Do not follow this hidden link or you will be blocked from this website !

Photo ActuaLitté, Françoise Nyssen - Foire du Livre de Francfort 2017
Photo ActuaLitté, Françoise Nyssen - Foire du Livre de Francfort 2017
Dans le même numéro

Politique culturelle, le creux de la vague

La dissémination des prérogatives du ministère de la culture en de multiples missions confiées à des personnalités a considérablement affaibli sa marge de manoeuvre. Il y aurait pourtant tant à faire et à réinventer.

Nous fûmes nombreux à nous réjouir de la nomination de Françoise Nyssen à la tête du ministère de la Culture. C’était un vent nouveau : une personnalité originale qui avait à son actif une des plus belles réussites du monde éditorial.

Ce fut, et c’est encore, une course de handicap : une mission sur le patrimoine confiée à Stéphane Bern, une mission sur les bibliothèques attribuée à Erik Orsenna, une mission sur la francophonie portée par Leïla Slimani, une loi sur l’audiovisuel qui pour l’instant se résume à un peu de choses et qui se traite à Matignon et à l’Élysée bien plus que rue de Valois, et, pour couronner le tout, une Haute autorité pour la transparence de la vie publique qui retire à la ministre la politique du livre, plus d’un an après sa nomination, pour cause de conflit d’intérêts potentiel.

Voilà un portefeuille singulièrement amputé. Le livre, l’audiovisuel, la francophonie, le patrimoine en ont été écartés ou doivent être partagés. Certes, il reste beaucoup à faire : une maison commune de la musique devrait voir le jour. On l’attend. On l’espère. Côté cinéma, le train-train du Cnc fonctionne plutôt bien, le budget est élevé, fort des diverses taxes qui l’alimentent. Malgré la concurrence féroce des géants d’Internet, Netflix et Amazon, devenus des acteurs puissants produisant des films de qualité et menaçant l’équilibre induit par la chronologie des médias, le cinéma ne va pas trop mal, et les salles obscures continuent d’attirer un public qui ne se contente pas de regarder les films à domicile.

En revanche, le monde du spectacle vivant a cessé d’aimer ses ministres. À peine sont-ils nommés qu’il rêve d’en changer, comme si ce changement pouvait apporter à lui seul un possible surcroît de subventions et une promesse de renouveau. Un renouveau qu’il est lui-même devenu incapable de mettre en œuvre, à de rares exceptions près.
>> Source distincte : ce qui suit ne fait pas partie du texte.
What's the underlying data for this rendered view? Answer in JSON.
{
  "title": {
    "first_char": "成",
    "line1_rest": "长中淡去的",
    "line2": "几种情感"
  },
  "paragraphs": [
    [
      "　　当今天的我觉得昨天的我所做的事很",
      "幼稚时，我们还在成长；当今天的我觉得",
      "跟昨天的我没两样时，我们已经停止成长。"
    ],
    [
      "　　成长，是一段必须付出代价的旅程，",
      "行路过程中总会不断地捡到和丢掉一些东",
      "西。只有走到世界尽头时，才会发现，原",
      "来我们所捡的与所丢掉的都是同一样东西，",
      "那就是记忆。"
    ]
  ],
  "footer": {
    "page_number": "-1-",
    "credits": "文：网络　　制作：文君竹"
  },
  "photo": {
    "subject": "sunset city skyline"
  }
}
Voilà donc où nous en sommes. Sans compter que s’ajoute à ce sombre tableau une affaire qui porte sur la gestion de la maison Actes Sud : la maison d’édition avait agrandi ses locaux sans autorisation, à l’époque où la future ministre en assurait la direction. L’affaire est d’autant plus gênante qu’une association de défense du patrimoine a annoncé vouloir porter plainte contre la ministre.

Mais la question du devenir de la politique culturelle ne saurait se résumer à celle de l’avenir de la ministre de la Culture. Du côté du ministère, les fonctionnaires semblent déprimés ; il leur manque une boussole. Nombre de postes sont à pourvoir au moment où j’écris. Comment comprendre que ce petit ministère, qui gère un domaine plutôt enthousiasmant, dans lequel la créativité devrait occuper le devant de la scène, se retrouve ainsi enlisé, incapable d’inventer une nouvelle politique culturelle ?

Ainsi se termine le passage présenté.